Mas, saberemos, desde o início desse filme admirável, que a história que se contará é a dela - desde a primeira imagem, quando é mostrada em agonia, sob azulada luz lunar, e se narra a fábula de uma certa princesa que foi destruída pela luz solar ao sair do seu reino noturno e subterrâneo, estamos nos passos de Ofélia. E ela faz um gesto inaugural perfeito, devolvendo a uma certa estátua um pedaço que lhe faltava, deparando-se com uma espécie de libélula gigante que passará a segui-la. Entramos, portanto, num filme que, na verdade, mantém duas realidades em paralelo: a fantástica, da fábula da princesa, e a histórica, que é na verdade um daqueles pesadelos políticos que constituem o que se pode chamar de "mundo cruel". Não que a realidade fantasiosa não tenha boas doses de crueldade, mas é, sem dúvida, mais tolerável que o franquismo e seus demônios - à frente deles, disparado, o odiento e absurdamente machista Cap. Vidal.

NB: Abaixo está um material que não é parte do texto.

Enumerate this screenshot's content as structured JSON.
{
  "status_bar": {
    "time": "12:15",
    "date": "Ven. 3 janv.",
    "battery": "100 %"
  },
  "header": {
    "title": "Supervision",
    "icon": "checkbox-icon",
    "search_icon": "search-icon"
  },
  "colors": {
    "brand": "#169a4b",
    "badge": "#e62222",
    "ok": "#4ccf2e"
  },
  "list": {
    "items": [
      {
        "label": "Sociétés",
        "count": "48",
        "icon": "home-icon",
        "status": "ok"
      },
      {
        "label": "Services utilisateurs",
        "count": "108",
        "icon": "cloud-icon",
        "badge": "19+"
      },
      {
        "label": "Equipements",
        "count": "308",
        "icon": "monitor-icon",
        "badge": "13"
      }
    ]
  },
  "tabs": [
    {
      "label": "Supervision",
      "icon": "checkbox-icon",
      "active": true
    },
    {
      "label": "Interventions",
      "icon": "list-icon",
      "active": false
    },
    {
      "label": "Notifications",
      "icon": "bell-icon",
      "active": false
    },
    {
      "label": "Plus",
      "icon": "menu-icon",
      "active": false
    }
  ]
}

Planos que se interpenetram: a princesa da noite e o pai usurpador
"O labirinto do fauno", que tem relação direta com "A espinha do Diabo", de Del Toro, em certos momentos, por sua concepção, lembrou-me o excelente "O beijo da mulher-aranha", do brasileiro Hector Babenco. Há algo em comum entre essa menina sensível, que se refugia numa fantasia delirante para fugir do franquismo, e o homossexual Molina que, na sua cela de prisão, fantasia filmes, que conta a um outro prisioneiro. Aí, a estratégia é filmar em dois planos, que se distanciam e, em dados momentos - realmente mágicos e gratificantes, para o espectador - se encontram, revelando os fios que costuram um mundo a outro. Munida de um giz, Ofélia riscará na parede passagens para o mundo de fantasia - um gesto que Molina poderia ter feito, para abolir aquelas grades.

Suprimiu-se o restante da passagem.